I believe it is possible to become a doctor while minding three toddlers. I would just like to see how it’s done.
Supernanny had all kinds of concrete advice that parent-viewers could learn from and apply at home. I would like the weightiest of these – get your Doctorate once the three toddlers are asleep – to be spelled out for us (we?) uneducated mothers and fathers.
As it is, we divide our day with our respective full time jobs (parenting and office work). They we divide our evening among homemaking responsibilities – children, supper, and bedtime. At some point, according to every marriage therapist on the planet, we should make time for each other. Once all that is accomplished we should, according to all available psychological studies, make time for ourselves.
Somewhere in there, according to Supernanny, there room for a PhD.

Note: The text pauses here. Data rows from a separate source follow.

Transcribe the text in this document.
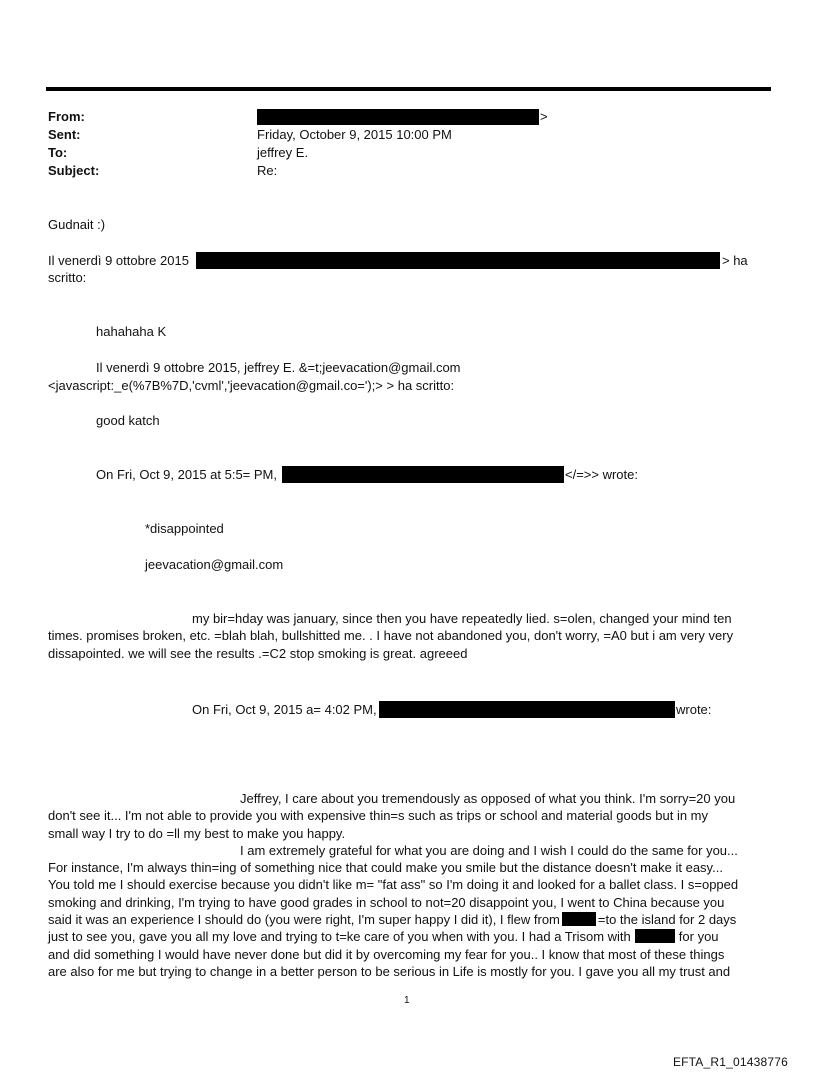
From:	>
Sent:	Friday, October 9, 2015 10:00 PM
To:	jeffrey E.
Subject:	Re:
Gudnait :)
Il venerdì 9 ottobre 2015	> ha
scritto:
hahahaha K
Il venerdì 9 ottobre 2015, jeffrey E. &=t;jeevacation@gmail.com
<javascript:_e(%7B%7D,'cvml','jeevacation@gmail.co=');> > ha scritto:
good katch
On Fri, Oct 9, 2015 at 5:5= PM,	</=>> wrote:
*disappointed
jeevacation@gmail.com
my bir=hday was january, since then you have repeatedly lied. s=olen, changed your mind ten
times. promises broken, etc. =blah blah, bullshitted me. . I have not abandoned you, don't worry, =A0 but i am very very
dissapointed. we will see the results .=C2 stop smoking is great. agreeed
On Fri, Oct 9, 2015 a= 4:02 PM,	wrote:
Jeffrey, I care about you tremendously as opposed of what you think. I'm sorry=20 you
don't see it... I'm not able to provide you with expensive thin=s such as trips or school and material goods but in my
small way I try to do =ll my best to make you happy.
I am extremely grateful for what you are doing and I wish I could do the same for you...
For instance, I'm always thin=ing of something nice that could make you smile but the distance doesn't make it easy...
You told me I should exercise because you didn't like m= "fat ass" so I'm doing it and looked for a ballet class. I s=opped
smoking and drinking, I'm trying to have good grades in school to not=20 disappoint you, I went to China because you
said it was an experience I should do (you were right, I'm super happy I did it), I flew from	=to the island for 2 days
just to see you, gave you all my love and trying to t=ke care of you when with you. I had a Trisom with	for you
and did something I would have never done but did it by overcoming my fear for you.. I know that most of these things
are also for me but trying to change in a better person to be serious in Life is mostly for you. I gave you all my trust and
1
EFTA_R1_01438776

Could be; but I need a chart. I want to see the plan. I want to know how. Largely because I don’t think it’s possible to accomplish with three kids at home all day; and more selfishly I’m wondering if I still have time to become a pediatrician.

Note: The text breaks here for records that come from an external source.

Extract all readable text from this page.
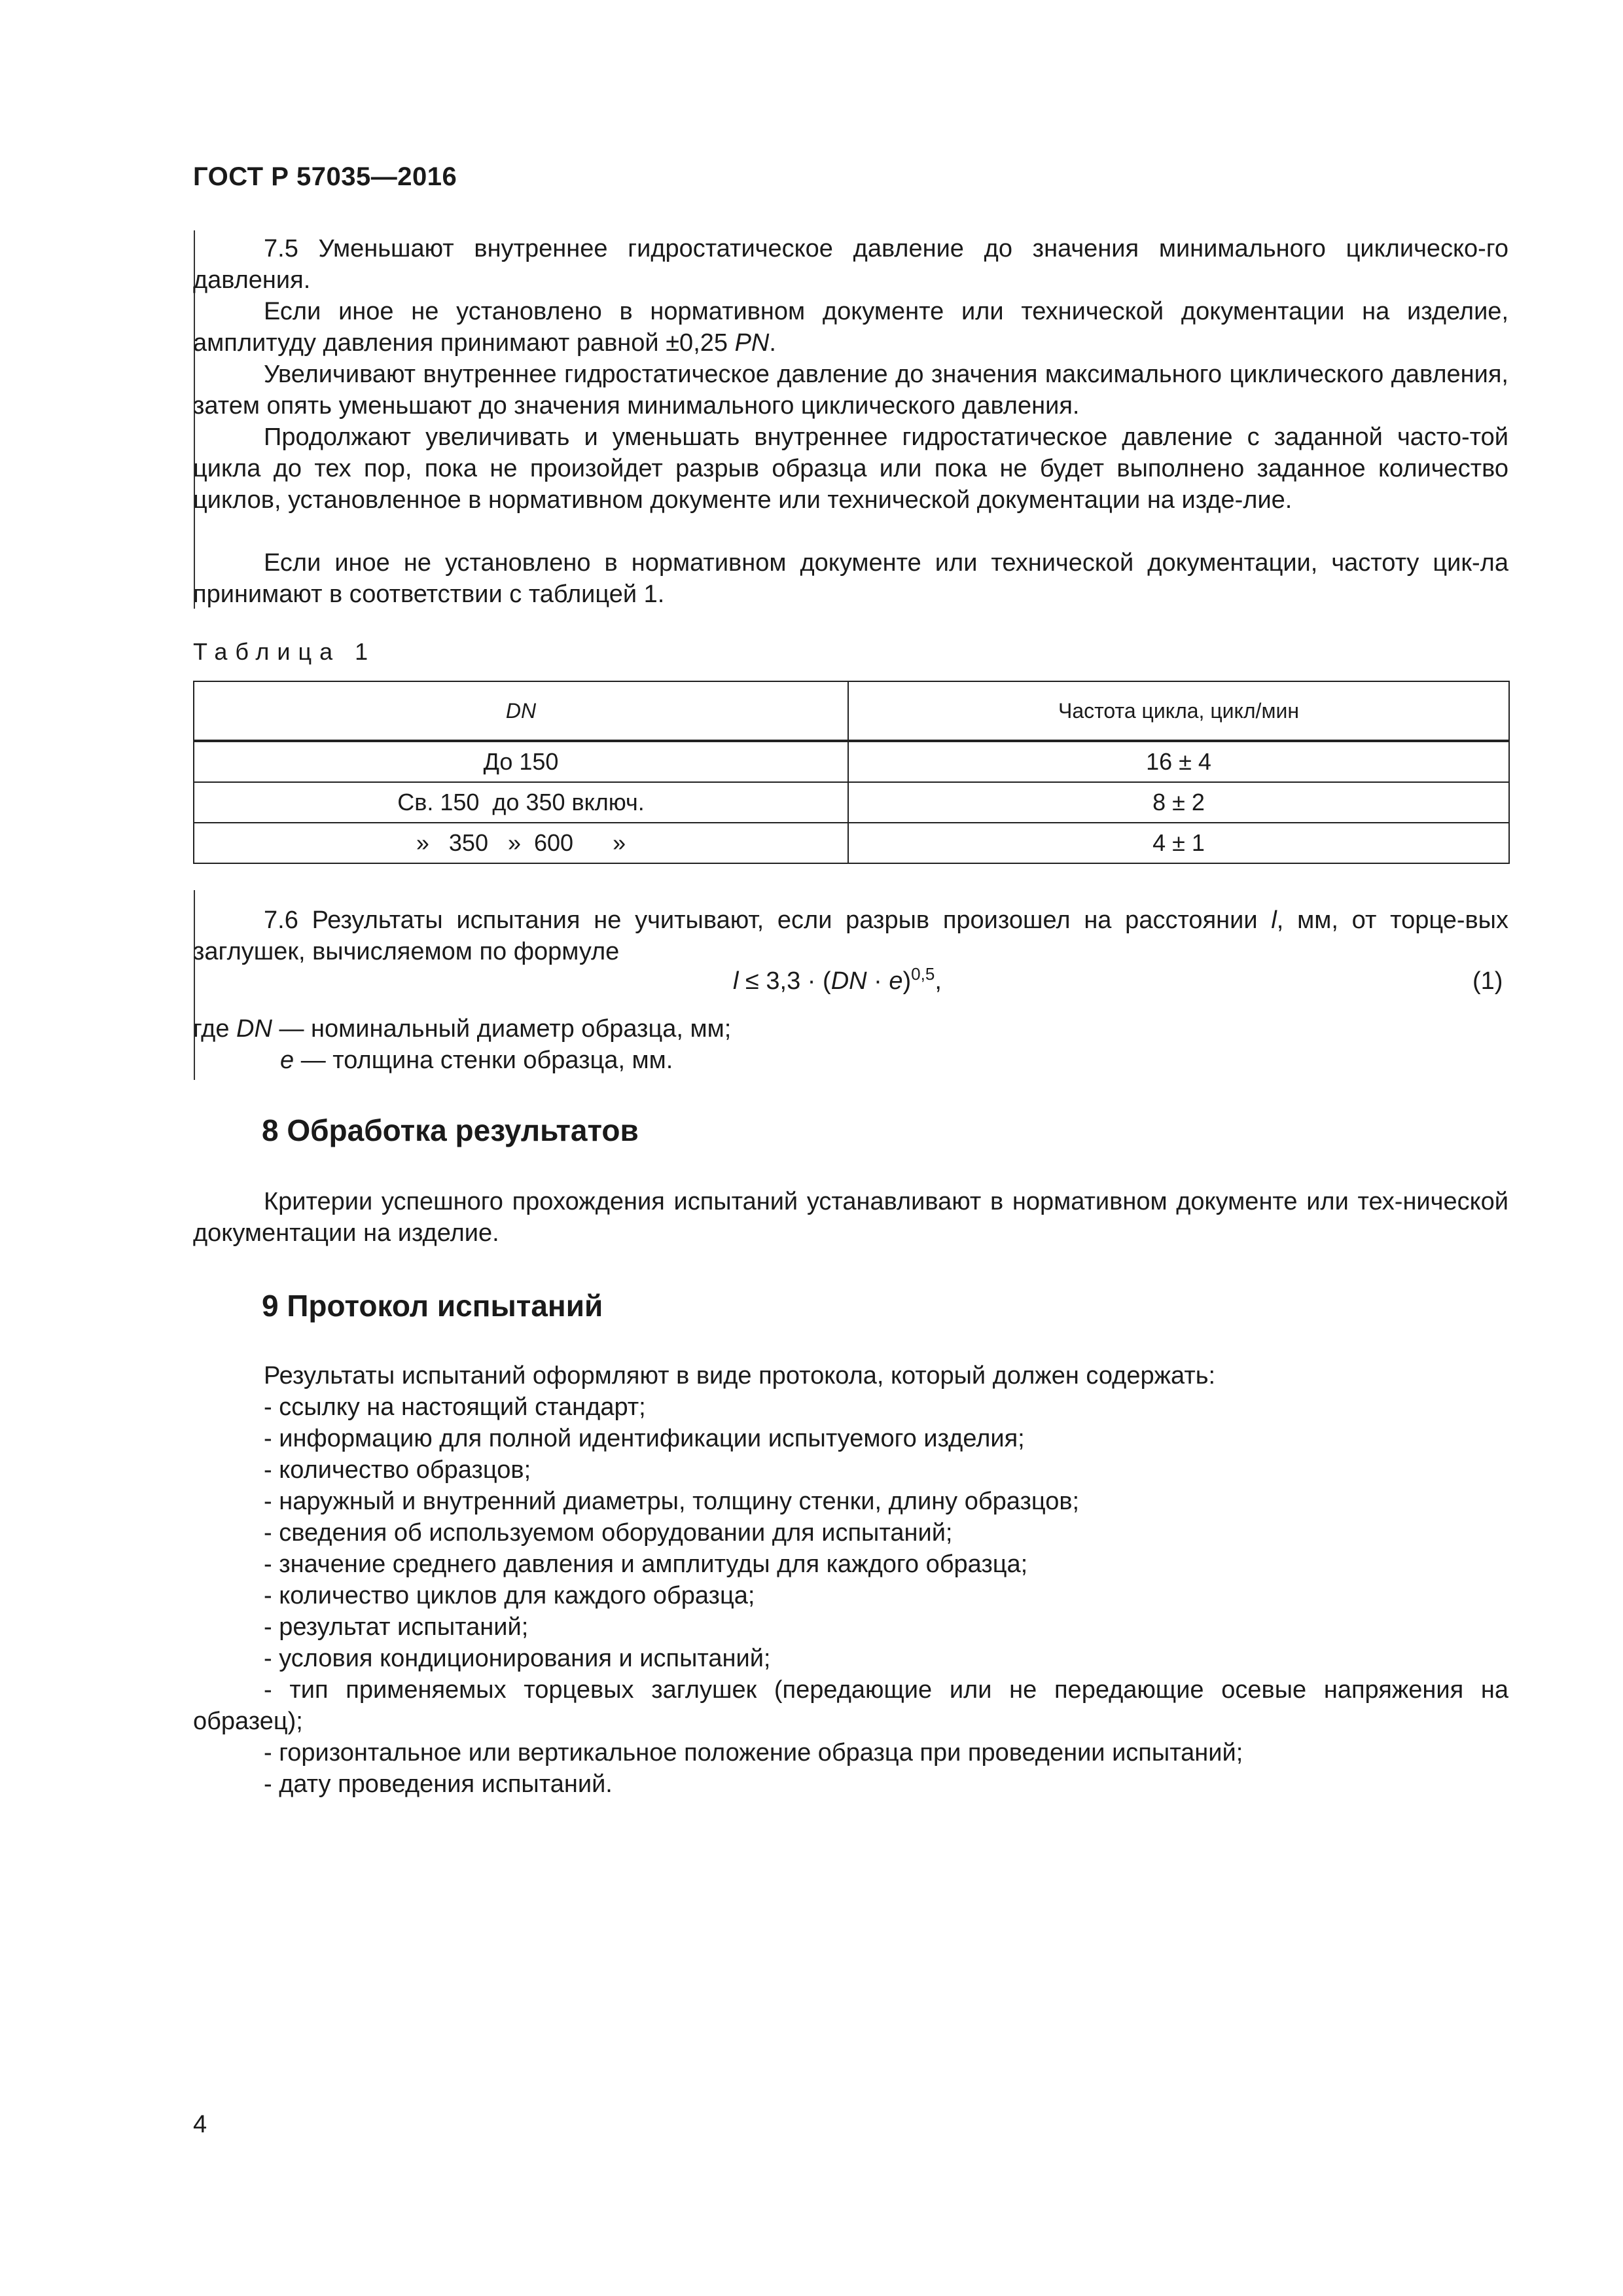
ГОСТ Р 57035—2016

7.5 Уменьшают внутреннее гидростатическое давление до значения минимального циклическо-го давления.

Если иное не установлено в нормативном документе или технической документации на изделие, амплитуду давления принимают равной ±0,25 PN.

Увеличивают внутреннее гидростатическое давление до значения максимального циклического давления, затем опять уменьшают до значения минимального циклического давления.

Продолжают увеличивать и уменьшать внутреннее гидростатическое давление с заданной часто-той цикла до тех пор, пока не произойдет разрыв образца или пока не будет выполнено заданное количество циклов, установленное в нормативном документе или технической документации на изде-лие.

Если иное не установлено в нормативном документе или технической документации, частоту цик-ла принимают в соответствии с таблицей 1.

Таблица 1
DN	Частота цикла, цикл/мин
До 150	16 ± 4
Св. 150  до 350 включ.	8 ± 2
»   350   »  600      »	4 ± 1

7.6 Результаты испытания не учитывают, если разрыв произошел на расстоянии l, мм, от торце-вых заглушек, вычисляемом по формуле

l ≤ 3,3 · (DN · e)$^{0,5}$,	(1)
где DN — номинальный диаметр образца, мм;
e — толщина стенки образца, мм.
8 Обработка результатов

Критерии успешного прохождения испытаний устанавливают в нормативном документе или тех-нической документации на изделие.

9 Протокол испытаний
Результаты испытаний оформляют в виде протокола, который должен содержать:
- ссылку на настоящий стандарт;
- информацию для полной идентификации испытуемого изделия;
- количество образцов;
- наружный и внутренний диаметры, толщину стенки, длину образцов;
- сведения об используемом оборудовании для испытаний;
- значение среднего давления и амплитуды для каждого образца;
- количество циклов для каждого образца;
- результат испытаний;
- условия кондиционирования и испытаний;
- тип применяемых торцевых заглушек (передающие или не передающие осевые напряжения на образец);
- горизонтальное или вертикальное положение образца при проведении испытаний;
- дату проведения испытаний.
4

This where reality shows don’t deliver.
They can never be seen to fail.
If Supernanny had told me as a stay-at-home parent of three kids under 6 to use my evenings as study-time for a doctorate, I would have a nervous breakdown on camera as the credits were rolling. They would have had to put the breakdown in the first block so they could end with a high point – like my kid eating an artichoke or something.
Curious that there aren’t more reality shows about parenting. There are dozens about real estate, construction, cooking, makeovers, diets and wackos like the Kardashians. There are almost none relating to parenting – a field which is desperate for on-air expertise.
Could it be the best parents dedicate so much of themselves to their jobs, they have nothing left at the end of the day to pitch a reality show, much less become Dr. Mom?